Happy Friday! Many authors, including myself, dream of breaking big sales, turn into a J.K. Rowling overnight and live off of writing exclusively for the rest of their life. If I don’t aim for the stars, why write at all? At least, that’s the question my mother and fellow authors will ask me. They’re right. Why aim low when you have the potential to reach high?
The publishing industry nowadays is not what it used to be. No need to elaborate on that. Self-publishing has exploded, and will continue to explode, and any aspiring author out there knows they can publish a book, and they don’t need anyone’s help to do that. Heck, looking for books on Amazon and similar platforms has turned into a treasure hunt. If you don’t have an author in mind, and are simply looking for a new story to fill your head with, that search can take hours. That’s why Amazon and its fellow competitors have established the star rating system, the sales rank, and the promotional thumbnails to help the reader with their quest. And the same question keeps popping in my mind: how do I become more visible? How do I increase my sales rank? How do I become a best-selling author?
Great books may stay in the dark for years before a breakthrough. If the marketing is low, and the topic unconventional, these great stories might never break at all. We, as authors, are bound to having an audience. And finding this audience is key. During a writers’ conference, I asked publishers what they were looking for and they gave me a very simple answer. They want something that will sell. They provided me with details about what they thought would pop the readers’ cherry, but given they were no psychics, their assumptions were as good as mine.
“American Psycho” was a bestseller along with “Harry Potter” and “The Hunger Games” or “Twilight”. Sure, we have entered this YA/NA era where everything revolves around fantasy and paranormal genres, and as long as this pot of gold isn’t dry, the trend will live on for a while longer.
But how, as an indie author, will you know what to write so you can sell? That’s the one million dollar question right there. Many have tried to follow the steps of Grisham, King and Cornwell, or E.L. James and Meyer, for what result though? Erotica will always sell. Romance too. Psychological thrillers, and stories about crooks, gangsters, attorneys, dirty cops, and nurses – airport books I call them and that’s how I bought my first Stieg Larson’s “Girl with the Dragon Tattoo” copy – that stuff reads well, and fast, and keeps you busy and distracted for a few hours. You might not consider the book a milestone in your reading career, but you will have fun reading it, and that’s the most important part of writing and selling books in the first place. So that the readers can enjoy themselves.

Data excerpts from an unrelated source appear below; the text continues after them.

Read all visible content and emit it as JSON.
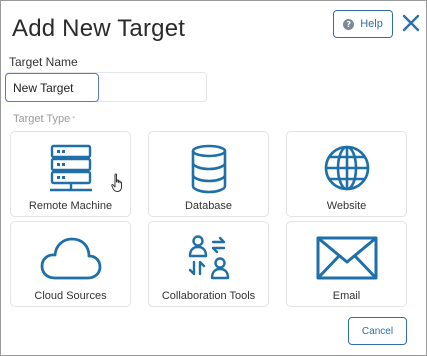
{
  "dialog": {
    "title": "Add New Target",
    "help_label": "Help",
    "help_icon": "question-circle-icon",
    "close_icon": "close-icon"
  },
  "target_name": {
    "label": "Target Name",
    "value": "New Target"
  },
  "target_type": {
    "label": "Target Type",
    "options": [
      {
        "label": "Remote Machine",
        "icon": "server-icon"
      },
      {
        "label": "Database",
        "icon": "database-icon"
      },
      {
        "label": "Website",
        "icon": "globe-icon"
      },
      {
        "label": "Cloud Sources",
        "icon": "cloud-icon"
      },
      {
        "label": "Collaboration Tools",
        "icon": "users-exchange-icon"
      },
      {
        "label": "Email",
        "icon": "envelope-icon"
      }
    ]
  },
  "footer": {
    "cancel_label": "Cancel"
  },
  "colors": {
    "accent": "#2e6fa7",
    "icon": "#1f6fa8",
    "input_focus": "#5b77d6",
    "tile_border": "#e3e3e3"
  }
}
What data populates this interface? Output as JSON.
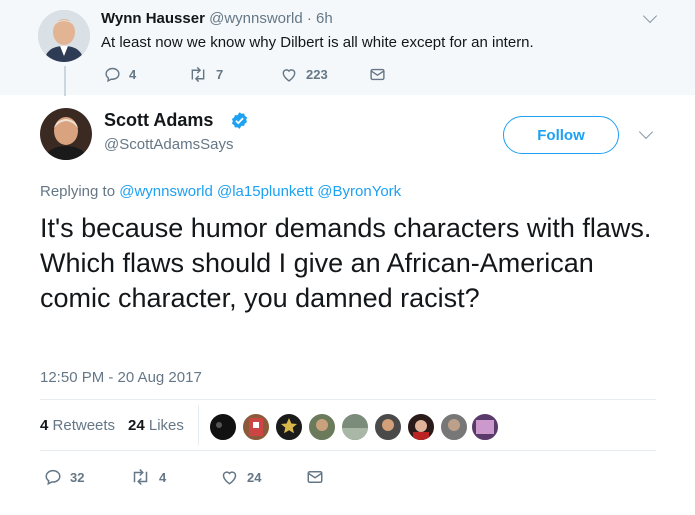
{
  "reply": {
    "name": "Wynn Hausser",
    "handle": "@wynnsworld",
    "dot": "·",
    "time": "6h",
    "text": "At least now we know why Dilbert is all white except for an intern.",
    "replies": "4",
    "retweets": "7",
    "likes": "223"
  },
  "tweet": {
    "name": "Scott Adams",
    "handle": "@ScottAdamsSays",
    "follow_label": "Follow",
    "replying_prefix": "Replying to",
    "replying_to": [
      "@wynnsworld",
      "@la15plunkett",
      "@ByronYork"
    ],
    "text": "It's because humor demands characters with flaws. Which flaws should I give an African-American comic character, you damned racist?",
    "timestamp": "12:50 PM - 20 Aug 2017",
    "retweets_count": "4",
    "retweets_label": "Retweets",
    "likes_count": "24",
    "likes_label": "Likes",
    "replies": "32",
    "retweets": "4",
    "likes": "24"
  },
  "icons": {
    "reply": "reply-icon",
    "retweet": "retweet-icon",
    "like": "heart-icon",
    "message": "envelope-icon",
    "verified": "verified-badge-icon",
    "menu": "chevron-down-icon"
  },
  "colors": {
    "brand": "#1da1f2",
    "muted": "#657786",
    "text": "#14171a",
    "reply_bg": "#f5f8fa",
    "divider": "#e6ecf0"
  }
}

Once you try to tackle touchy topics, like necrophilia, pedophilia, rape, cannibalism, drug addiction, and so on…you’re appealing to the minds that find horror exciting. And horror sells as well, especially in the context of serial killers, zombie, and vampire tales. Same goes with deep psychological novels.
There are tons of bestsellers out there that prove that any genre can break huge – so following trends might not be a safe bet after all. You can try to ride the wave, and catch the next big fish, but your attempt might fail dramatically. It’s very difficult as an author to write stuff that has never been written about before. Sci-fi and fantasy allow writers to push boundaries, but main themes always remain the same.
At the end of the day, you’re basically back to square one. You got your manuscript and have no idea if the story will appeal to a multitude of readers or not, and then you have your marketing strategy, which might be super advanced or amateurish, depending on how much time you can devote to market your book, and money to advertise as much as possible. And still, you can do everything in your power to attract readers, your book might not sell much.
After this long monologue, you might be asking yourself, what is the best way for me to still make a difference? There must be a light at the end of the tunnel here.
Well, consider your competition a few millions books, and many more to come. Sub-genres that burst within sub-genres. Niches within niches. Word of mouth works wonders – it’s actually the most efficient marketing strategy. And…promoting your book doesn’t stop at writers’ conferences, book signings, and blog hops. Radio shows, podcasts, YouTube, and naturally, Twitter and Facebook, help tremendously. Like I often say, not only do you sell your book, you also sell a brand. Don’t think a trailer is useless. Freebies help and sometimes they don’t. An attractive book cover can take your book a long way, without you even realizing it.
The natural order of things will do that certain authors reach the top, and others stay stuck in the middle. If you’re in the middle now, remember, your book might reach the top someday. It’s never too late. But you have to keep trying. What goes on with writing, happens with indie filmmakers, artists, and pretty much any solo entrepreneur next door. A product is a product. If it’s good, people will buy it. If people hear about how good it is, they will buy even more of it.
Follow a trend, or don’t. Pour your heart out, stay true to your writing, and stand behind your product. Aiming for the stars isn’t crazy. Giving up is.